VA adopts telemedicine services. The Department of Veterans Affairs said last week that it will use telemedicine to link its medical centers with 20 veterans counseling centers to provide primary-care services. The links will benefit high-risk groups, minorities and homeless or disabled veterans with limited healthcare access. The VA will spend $3 million on startup costs at 20 sites and an additional $1 million to expand existing primary-care programs at 10 other centers.
Respiratory-care companies to consolidate. Respironics of Pittsburgh has agreed to buy Healthdyne Technologies through a stock swap and assumption of debt valued at about $370 million. The deal is expected to close in the first quarter of 1998, subject to shareholder and regulatory approval. Both companies make a variety of respiratory-care devices. They would have combined annual revenues of about $350 million. Earlier this year, Marietta, Ga.-based Healthdyne resisted three takeover attempts by Elyria, Ohio-based Invacare Corp., whose highest bid was worth $191 million.

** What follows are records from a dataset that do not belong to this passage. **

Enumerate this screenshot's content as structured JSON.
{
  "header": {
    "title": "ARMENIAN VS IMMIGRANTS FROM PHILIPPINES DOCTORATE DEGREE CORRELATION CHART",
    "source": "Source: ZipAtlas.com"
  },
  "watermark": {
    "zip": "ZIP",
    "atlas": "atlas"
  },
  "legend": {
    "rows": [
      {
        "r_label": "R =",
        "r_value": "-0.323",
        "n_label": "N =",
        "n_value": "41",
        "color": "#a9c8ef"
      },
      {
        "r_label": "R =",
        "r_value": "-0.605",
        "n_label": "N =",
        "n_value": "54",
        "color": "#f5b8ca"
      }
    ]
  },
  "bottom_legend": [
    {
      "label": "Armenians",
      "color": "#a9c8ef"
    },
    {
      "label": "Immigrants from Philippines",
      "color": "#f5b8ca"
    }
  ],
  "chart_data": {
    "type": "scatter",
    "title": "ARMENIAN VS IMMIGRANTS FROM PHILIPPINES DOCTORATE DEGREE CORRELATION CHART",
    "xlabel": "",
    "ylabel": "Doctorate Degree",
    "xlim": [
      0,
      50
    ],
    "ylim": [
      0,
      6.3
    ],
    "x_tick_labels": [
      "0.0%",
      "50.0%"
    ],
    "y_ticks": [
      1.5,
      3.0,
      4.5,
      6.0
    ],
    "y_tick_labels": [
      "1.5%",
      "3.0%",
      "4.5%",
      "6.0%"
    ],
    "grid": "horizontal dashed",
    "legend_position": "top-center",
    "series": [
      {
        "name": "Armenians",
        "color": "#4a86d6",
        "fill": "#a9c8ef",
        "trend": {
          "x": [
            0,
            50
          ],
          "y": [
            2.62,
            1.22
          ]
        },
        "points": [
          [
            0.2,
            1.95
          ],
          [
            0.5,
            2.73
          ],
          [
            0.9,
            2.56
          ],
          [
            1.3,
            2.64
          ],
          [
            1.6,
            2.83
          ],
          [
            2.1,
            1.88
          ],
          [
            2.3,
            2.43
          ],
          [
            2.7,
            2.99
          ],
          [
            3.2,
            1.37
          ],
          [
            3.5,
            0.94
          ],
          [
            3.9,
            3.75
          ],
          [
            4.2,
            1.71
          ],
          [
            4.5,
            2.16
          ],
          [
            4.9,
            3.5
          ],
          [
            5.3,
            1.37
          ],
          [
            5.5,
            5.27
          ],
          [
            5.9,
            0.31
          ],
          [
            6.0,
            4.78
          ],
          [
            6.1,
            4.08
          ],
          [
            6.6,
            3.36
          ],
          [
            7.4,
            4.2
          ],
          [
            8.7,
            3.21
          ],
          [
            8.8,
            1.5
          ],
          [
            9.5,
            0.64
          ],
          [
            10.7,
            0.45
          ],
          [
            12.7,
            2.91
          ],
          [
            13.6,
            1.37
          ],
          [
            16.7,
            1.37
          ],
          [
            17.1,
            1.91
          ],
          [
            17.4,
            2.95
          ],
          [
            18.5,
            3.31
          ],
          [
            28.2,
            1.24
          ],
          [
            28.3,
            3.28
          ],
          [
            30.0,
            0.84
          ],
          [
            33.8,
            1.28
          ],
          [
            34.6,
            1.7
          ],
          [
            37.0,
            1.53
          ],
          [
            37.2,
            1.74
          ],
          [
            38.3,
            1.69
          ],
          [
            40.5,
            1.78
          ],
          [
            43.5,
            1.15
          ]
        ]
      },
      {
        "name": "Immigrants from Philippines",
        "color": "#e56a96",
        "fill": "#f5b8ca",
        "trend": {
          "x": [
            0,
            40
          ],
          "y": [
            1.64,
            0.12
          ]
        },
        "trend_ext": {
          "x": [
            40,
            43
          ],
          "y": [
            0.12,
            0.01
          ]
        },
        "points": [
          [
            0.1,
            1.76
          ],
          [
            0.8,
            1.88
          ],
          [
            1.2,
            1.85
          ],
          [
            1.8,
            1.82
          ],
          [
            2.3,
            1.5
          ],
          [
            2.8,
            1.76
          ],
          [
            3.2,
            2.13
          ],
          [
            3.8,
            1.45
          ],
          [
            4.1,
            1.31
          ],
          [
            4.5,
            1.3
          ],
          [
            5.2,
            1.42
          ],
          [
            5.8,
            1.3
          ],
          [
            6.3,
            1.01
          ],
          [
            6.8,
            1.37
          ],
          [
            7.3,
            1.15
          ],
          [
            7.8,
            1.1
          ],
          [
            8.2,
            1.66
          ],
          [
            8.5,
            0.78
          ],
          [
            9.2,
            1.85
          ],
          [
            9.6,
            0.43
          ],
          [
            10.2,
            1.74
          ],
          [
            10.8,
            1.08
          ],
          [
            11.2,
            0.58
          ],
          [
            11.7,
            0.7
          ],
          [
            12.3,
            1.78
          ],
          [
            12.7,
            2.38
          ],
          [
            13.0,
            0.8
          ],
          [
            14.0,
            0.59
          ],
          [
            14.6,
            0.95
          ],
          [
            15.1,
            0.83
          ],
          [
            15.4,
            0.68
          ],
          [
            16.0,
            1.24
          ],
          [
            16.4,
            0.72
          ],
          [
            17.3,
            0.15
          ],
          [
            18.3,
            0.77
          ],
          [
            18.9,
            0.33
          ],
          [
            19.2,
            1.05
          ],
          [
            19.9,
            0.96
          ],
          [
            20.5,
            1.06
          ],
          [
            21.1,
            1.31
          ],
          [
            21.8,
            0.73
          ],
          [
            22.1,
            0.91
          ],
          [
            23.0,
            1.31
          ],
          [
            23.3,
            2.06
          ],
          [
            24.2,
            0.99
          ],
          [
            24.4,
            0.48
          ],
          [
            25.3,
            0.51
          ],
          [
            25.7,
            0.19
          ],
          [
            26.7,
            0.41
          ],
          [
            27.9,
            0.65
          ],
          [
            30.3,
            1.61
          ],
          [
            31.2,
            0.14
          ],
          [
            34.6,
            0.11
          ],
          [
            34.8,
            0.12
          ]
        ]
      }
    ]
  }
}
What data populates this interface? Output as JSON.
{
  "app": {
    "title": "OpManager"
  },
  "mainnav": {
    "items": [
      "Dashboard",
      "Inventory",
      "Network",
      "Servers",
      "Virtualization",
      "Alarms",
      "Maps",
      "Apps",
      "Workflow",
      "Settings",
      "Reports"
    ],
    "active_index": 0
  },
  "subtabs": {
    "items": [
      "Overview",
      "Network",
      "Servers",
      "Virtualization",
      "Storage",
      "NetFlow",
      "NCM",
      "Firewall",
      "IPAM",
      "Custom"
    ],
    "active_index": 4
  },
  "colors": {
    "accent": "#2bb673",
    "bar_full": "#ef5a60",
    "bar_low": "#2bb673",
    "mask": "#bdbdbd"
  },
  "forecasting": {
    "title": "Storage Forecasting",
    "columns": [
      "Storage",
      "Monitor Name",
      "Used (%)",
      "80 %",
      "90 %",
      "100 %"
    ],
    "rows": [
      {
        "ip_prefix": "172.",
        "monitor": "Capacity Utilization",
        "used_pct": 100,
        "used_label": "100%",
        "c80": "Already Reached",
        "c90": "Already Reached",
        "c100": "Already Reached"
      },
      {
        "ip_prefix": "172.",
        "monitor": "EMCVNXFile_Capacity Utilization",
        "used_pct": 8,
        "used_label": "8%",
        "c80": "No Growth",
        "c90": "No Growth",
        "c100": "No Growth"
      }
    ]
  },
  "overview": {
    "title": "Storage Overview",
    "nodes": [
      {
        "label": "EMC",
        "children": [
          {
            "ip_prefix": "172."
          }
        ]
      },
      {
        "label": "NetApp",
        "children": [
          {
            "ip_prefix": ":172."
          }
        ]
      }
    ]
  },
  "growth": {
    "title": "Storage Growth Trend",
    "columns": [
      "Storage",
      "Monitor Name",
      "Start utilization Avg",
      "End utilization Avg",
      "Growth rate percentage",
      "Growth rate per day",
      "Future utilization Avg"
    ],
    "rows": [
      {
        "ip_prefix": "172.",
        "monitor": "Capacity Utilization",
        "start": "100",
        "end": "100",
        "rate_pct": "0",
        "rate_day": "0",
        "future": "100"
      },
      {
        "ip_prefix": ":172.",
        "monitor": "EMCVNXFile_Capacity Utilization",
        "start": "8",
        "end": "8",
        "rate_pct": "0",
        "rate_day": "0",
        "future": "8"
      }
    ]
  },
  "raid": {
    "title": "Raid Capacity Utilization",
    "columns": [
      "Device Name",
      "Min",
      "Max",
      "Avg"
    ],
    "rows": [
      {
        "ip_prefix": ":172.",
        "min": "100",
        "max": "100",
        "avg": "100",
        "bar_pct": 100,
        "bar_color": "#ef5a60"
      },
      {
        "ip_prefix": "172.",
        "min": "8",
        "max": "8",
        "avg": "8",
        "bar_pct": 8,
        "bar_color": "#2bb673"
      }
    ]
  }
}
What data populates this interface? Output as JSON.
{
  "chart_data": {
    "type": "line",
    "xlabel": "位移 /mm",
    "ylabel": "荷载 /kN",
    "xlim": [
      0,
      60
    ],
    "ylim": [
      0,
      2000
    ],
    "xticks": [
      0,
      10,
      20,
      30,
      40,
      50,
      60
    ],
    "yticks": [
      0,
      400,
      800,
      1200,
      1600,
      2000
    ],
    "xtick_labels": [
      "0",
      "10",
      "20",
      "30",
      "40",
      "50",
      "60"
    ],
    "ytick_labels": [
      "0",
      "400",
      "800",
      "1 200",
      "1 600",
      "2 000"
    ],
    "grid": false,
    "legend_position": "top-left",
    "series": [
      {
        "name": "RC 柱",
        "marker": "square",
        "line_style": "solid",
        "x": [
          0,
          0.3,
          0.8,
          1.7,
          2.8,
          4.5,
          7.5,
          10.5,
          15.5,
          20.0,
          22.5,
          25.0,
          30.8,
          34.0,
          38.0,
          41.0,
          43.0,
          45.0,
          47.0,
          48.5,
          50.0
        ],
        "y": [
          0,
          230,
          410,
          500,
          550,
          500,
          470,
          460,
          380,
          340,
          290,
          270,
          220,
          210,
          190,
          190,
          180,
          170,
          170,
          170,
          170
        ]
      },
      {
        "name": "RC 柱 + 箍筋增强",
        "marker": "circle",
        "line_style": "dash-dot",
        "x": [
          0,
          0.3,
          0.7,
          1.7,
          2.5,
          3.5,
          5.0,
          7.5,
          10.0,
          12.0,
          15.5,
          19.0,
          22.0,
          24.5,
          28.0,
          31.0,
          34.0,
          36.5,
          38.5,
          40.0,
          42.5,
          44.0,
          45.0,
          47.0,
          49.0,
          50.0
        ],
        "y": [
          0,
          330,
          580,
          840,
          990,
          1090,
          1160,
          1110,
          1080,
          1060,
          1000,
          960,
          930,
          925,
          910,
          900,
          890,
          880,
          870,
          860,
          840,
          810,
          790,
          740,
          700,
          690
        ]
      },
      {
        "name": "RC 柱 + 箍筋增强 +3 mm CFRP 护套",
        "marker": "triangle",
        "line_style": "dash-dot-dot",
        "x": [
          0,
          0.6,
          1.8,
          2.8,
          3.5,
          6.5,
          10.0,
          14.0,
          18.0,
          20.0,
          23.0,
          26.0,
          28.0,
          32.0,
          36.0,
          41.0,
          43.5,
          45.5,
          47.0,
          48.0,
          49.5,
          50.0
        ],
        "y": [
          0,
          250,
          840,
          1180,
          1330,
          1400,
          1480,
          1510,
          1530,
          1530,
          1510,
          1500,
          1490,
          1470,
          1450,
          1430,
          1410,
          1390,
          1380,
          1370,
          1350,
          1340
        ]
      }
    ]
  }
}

S&P sees strong managed-care growth potential. Managed-care organizations can expect strong growth opportunities in the next several years as more people move into managed-care products, Standard & Poor's Corp.'s CreditWeek reported recently. But the rating agency also points to potential risks. Most notably, the 1998 introduction of new "risk-based" capital guidelines developed by the National Association of Insurance Commissioners will change the way managed-care organizations' capital adequacy is viewed. Those with only minimal amounts of surplus capital will have to strengthen their financial houses.